A well-to-do man sees the need of the lower classes and would like very
much to be of help. But instead of proceeding with speed and energy where
their is need, he begins in a hesitant and measured way. Then he encounters
obstructions. Powerful and wealthy acquaintances draw him into their circle;
he has to do as they do and cannot withdraw from them. Hence he finds
himself in great embarrassment. But the trouble is transitory. The original
strength of his nature offsets the mistake he has made, and the goal is
An individual who has the good of mankind at heart is oppressed from
above and below (this is the meaning of the cutting off of nose an defeat). He
finds no help among the people whose duty it would be to aid in the work of
rescue (ministers wore purple knee bands). But little by little, things take a
turn for the better. Until that time, he should turn to God, firm in his inner
composure, and pray and offer sacrifice for the general well-being.

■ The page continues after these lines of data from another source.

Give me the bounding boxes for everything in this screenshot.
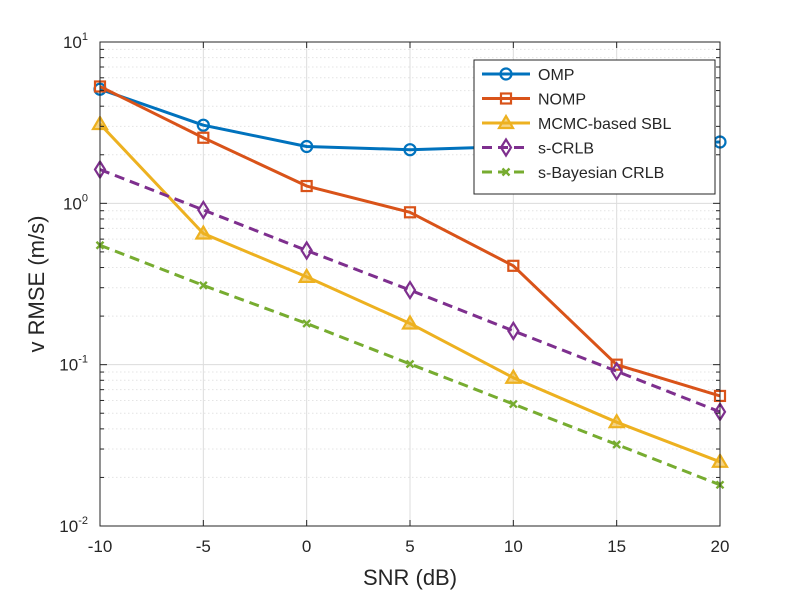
y-tick-exponent: -1 — [78, 354, 88, 366]
legend-items: OMP NOMP MCMC-based SBL s-CRLB s-Bayesian CR… — [482, 67, 671, 182]
data-point-s-bayesian-crlb — [612, 440, 622, 449]
x-tick-label: 0 — [302, 537, 311, 556]
series-mcmc-based-sbl — [91, 114, 729, 468]
data-point-s-bayesian-crlb — [508, 399, 518, 409]
data-point-s-crlb — [403, 279, 417, 301]
data-point-mcmc-based-sbl — [607, 413, 626, 429]
legend: OMP NOMP MCMC-based SBL s-CRLB s-Bayesian CR… — [473, 59, 716, 195]
legend-item-nomp: NOMP — [482, 92, 586, 109]
legend-item-s-crlb: s-CRLB — [482, 137, 594, 158]
x-tick-label: 15 — [607, 537, 626, 556]
x-tick-label: 10 — [504, 537, 523, 556]
data-point-s-crlb — [507, 320, 520, 341]
data-point-s-crlb — [300, 240, 313, 261]
x-tick-label: 20 — [711, 537, 730, 556]
data-point-mcmc-based-sbl — [504, 368, 523, 384]
legend-item-mcmc-based-sbl: MCMC-based SBL — [482, 113, 671, 133]
data-point-mcmc-based-sbl — [401, 314, 419, 330]
legend-item-s-bayesian-crlb: s-Bayesian CRLB — [482, 165, 664, 182]
data-point-omp — [196, 118, 210, 132]
legend-label-mcmc-based-sbl: MCMC-based SBL — [538, 116, 671, 133]
data-point-nomp — [403, 206, 417, 219]
y-tick-label: 10-2 — [59, 515, 88, 536]
y-tick-base: 10 — [59, 356, 78, 375]
data-point-s-bayesian-crlb — [405, 359, 415, 369]
x-tick-label: -10 — [88, 537, 113, 556]
y-axis-title: v RMSE (m/s) — [24, 216, 49, 353]
data-point-nomp — [507, 259, 520, 272]
legend-label-s-crlb: s-CRLB — [538, 141, 594, 158]
x-tick-label: 5 — [405, 537, 414, 556]
data-point-omp — [300, 139, 314, 154]
y-tick-base: 10 — [59, 517, 78, 536]
data-point-s-bayesian-crlb — [302, 319, 312, 328]
x-axis-title: SNR (dB) — [363, 565, 457, 590]
data-point-nomp — [300, 179, 313, 193]
data-point-omp — [403, 143, 417, 157]
y-tick-label: 101 — [63, 31, 88, 52]
data-point-nomp — [610, 358, 623, 371]
legend-label-s-bayesian-crlb: s-Bayesian CRLB — [538, 165, 664, 182]
legend-marker-mcmc-based-sbl — [497, 113, 515, 130]
legend-marker-omp — [499, 67, 513, 81]
legend-label-omp: OMP — [538, 67, 574, 84]
legend-marker-s-bayesian-crlb — [501, 167, 511, 177]
data-point-nomp — [197, 131, 210, 144]
y-tick-base: 10 — [63, 194, 82, 213]
y-tick-exponent: -2 — [78, 515, 88, 527]
legend-item-omp: OMP — [482, 67, 574, 84]
data-point-s-crlb — [610, 361, 623, 382]
y-tick-label: 10-1 — [59, 354, 88, 375]
legend-label-nomp: NOMP — [538, 92, 586, 109]
x-tick-label: -5 — [196, 537, 211, 556]
data-point-mcmc-based-sbl — [297, 267, 316, 283]
y-tick-base: 10 — [63, 33, 82, 52]
y-tick-exponent: 0 — [82, 192, 88, 204]
y-tick-label: 100 — [63, 192, 88, 213]
legend-marker-nomp — [499, 92, 513, 105]
data-point-s-bayesian-crlb — [198, 281, 208, 290]
data-point-s-crlb — [197, 199, 210, 221]
y-tick-exponent: 1 — [82, 31, 88, 43]
data-point-mcmc-based-sbl — [194, 224, 213, 240]
legend-marker-s-crlb — [499, 137, 513, 158]
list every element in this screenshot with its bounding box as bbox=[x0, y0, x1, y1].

A man is oppressed by bonds that can easily be broken. The distress is
drawing to an end. But he is still irresolute; he is still influenced by the
previous condition and fears that he may have cause for regret if he makes a
move. But as soon as he grasps the situation, changes this mental attitude,
and makes a firm decision, he masters the oppression.
Barbara Hejslip interpretation
Now for you time when it is not necessary to be accepted to something has come. This hexagram - one of four worst. It is necessary to wait some time, to put in order the ideas. Very probably, that the hand of the help to you will be stretched by the person whom you well know also which occupies high enough position; do not reject his advice. In fact now to you it is very poorly trusted in own forces. But circumstances will change for the better, and this period of bad luck will end.